第1章 第12話
◇ ◇ ◇
ボク。庄崎朱音(しょうざき・あかね)は天才である。
地球では生まれ持った頭脳と美貌で、雑誌やニュースでひっきりなしに注目されていた。
化学賞なんて、幾らとったか分からない。
そんなボクだが、ある実験で異世界であるイノセンスに転移してしまった。
今はお人好しの大家君の家に下宿しながら、帰還する為の手段を探している。
が……何はともあれ金が無いと始まらない。
なのでボクは大家君の持つ不動産の軒先を借りて、日々の事業に励んでいる。
「店員さんっ!マギストーブ。1つ頂戴」
「毎度あり。後コレの名前はマギコンロだ。値段は前払いで宝石2個だよ」
「金貨で良い? 宝石持ち歩くの怖くて」
「構わないよ。あぁ、異世界の財布も売ってるけどどうだい?」
「えぇっ!? 本当ですかっ」
イノセンスで使われてる道具を、地球のデザインに変えて売っている。
これが馬鹿売れした。
まぁ当然だろう……ボクは天才。庄崎朱音だからね。
勿論、転移先の生活に驚く事やら、世界の法則が違うせいで戸惑う事も多い……。
だが比較的、幸せな毎日を送っている。
「にしても、本当にボクって……天才だなぁ」
一般人達がボクが発明したり、デザインした商品を大喜びで買っていく。
この世界は現代社会構造をしている癖に、商業権という言葉が無い。
だからボクは商売の売り上げの全てを注いで、更なる事業の拡大ができた。
「次はどんな商品を作ろうか」
「あのぉ……」
ボクが思案しているというのに、邪魔する奴に声をかけられる。
ガレージの外から顔を出した顔は、見覚えのある顔だった。
ボクが大家君の為に作ったヘリコプターを欲しがった、SFファンのおじさんだ。
「やぁ、良く来たね。何か欲しいモノでもあるのかい?」
「ああいや、独り言が聞こえたので。話しかけたんズ」
おじさんの訛り方は特徴的だ。
大家君が言うには、人間? ヒュージン?……まぁボクらとは違う種族らしい。
トロール種の血が混ざってると言っていた。
「新商品、出ズんズ? 次に何を作るのか聞きたいんズ」
「ぁー、まだ考えてる所だけど。一週間もあれば原案は出来るよ。そしたら教えようか」
「おぉっ。アカネ先生は本当に、SFの造詣深い人ズ。次も楽しみにしてズ」
良い気分になったボクは、初ファンであるおじさんにサービスをする事にした。
次にボクが作る商品のリクエスト権である。
おじさんに聞いて見ると、暫く考え込む。
「そうだズゥ……乗物とか?」
「車かい? 見た目だけを似せてもなぁ」
「むぅ……先生の作品は中身が良く出来てるのが売りズ。いっそ中身まで造り込んだ一品モノでも売れると思いズ」
彼の言葉は購買者の貴重な意見である。出来れば取り入れたい。
成程……一品モノの高価な商品か。
大量生産で釣るのも良いけど……懐の温かい相手を集めるには、真似の出来ない商品を作るのが一番だろう。
そこまで考えた時、脳裏に閃光が走る。
「良い意見だ。ワトソン君」
「ワトソン? 誰ズ」
「よーし、早速開発を急ごうじゃないかっ! ありがとう、新商品を楽しみにしてい給え!」
「だから、ワトソンって誰ズ?」
ボクはガレージに引っ込むと、図面を引っ張り出して開発に勤しむことにした。
大革命となるだろう発明品だが、今まで作って来た様な科学的に良く分かってないこの世界の物理法則を調べたり、宗教的禁忌を調べるより遙かに簡単である。

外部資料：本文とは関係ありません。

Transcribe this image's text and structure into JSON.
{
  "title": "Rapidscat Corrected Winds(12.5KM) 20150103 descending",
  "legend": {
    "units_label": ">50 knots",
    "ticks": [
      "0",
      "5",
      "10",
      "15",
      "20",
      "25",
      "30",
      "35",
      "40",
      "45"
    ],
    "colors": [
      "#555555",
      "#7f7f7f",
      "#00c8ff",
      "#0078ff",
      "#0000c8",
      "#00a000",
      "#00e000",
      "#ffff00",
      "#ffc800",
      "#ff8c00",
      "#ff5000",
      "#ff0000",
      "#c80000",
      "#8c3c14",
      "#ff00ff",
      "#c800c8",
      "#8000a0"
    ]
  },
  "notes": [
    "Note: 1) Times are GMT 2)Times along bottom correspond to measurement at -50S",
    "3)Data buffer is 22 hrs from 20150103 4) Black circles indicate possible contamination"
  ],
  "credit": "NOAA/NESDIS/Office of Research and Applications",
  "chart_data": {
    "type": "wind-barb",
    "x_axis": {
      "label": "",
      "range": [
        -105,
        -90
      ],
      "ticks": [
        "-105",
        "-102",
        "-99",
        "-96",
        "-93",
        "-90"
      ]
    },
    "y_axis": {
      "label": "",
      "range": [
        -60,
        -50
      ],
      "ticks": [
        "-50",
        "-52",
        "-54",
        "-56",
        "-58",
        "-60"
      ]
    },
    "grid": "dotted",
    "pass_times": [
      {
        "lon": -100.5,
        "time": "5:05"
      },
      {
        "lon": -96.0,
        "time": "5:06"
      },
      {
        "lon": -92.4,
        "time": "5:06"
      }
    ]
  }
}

この世界の誰もが数百年、千年かかるだろう開発だろうとボクなら一ヶ月でできる。
何故なら既に図面はこの頭の中にある。
ボクは図面に線を引きながら、新たなる商品名を書き込む。
地球では見慣れた……だけどこの世界では全く新たな単語。
『豆電球』という科学製品の名前を。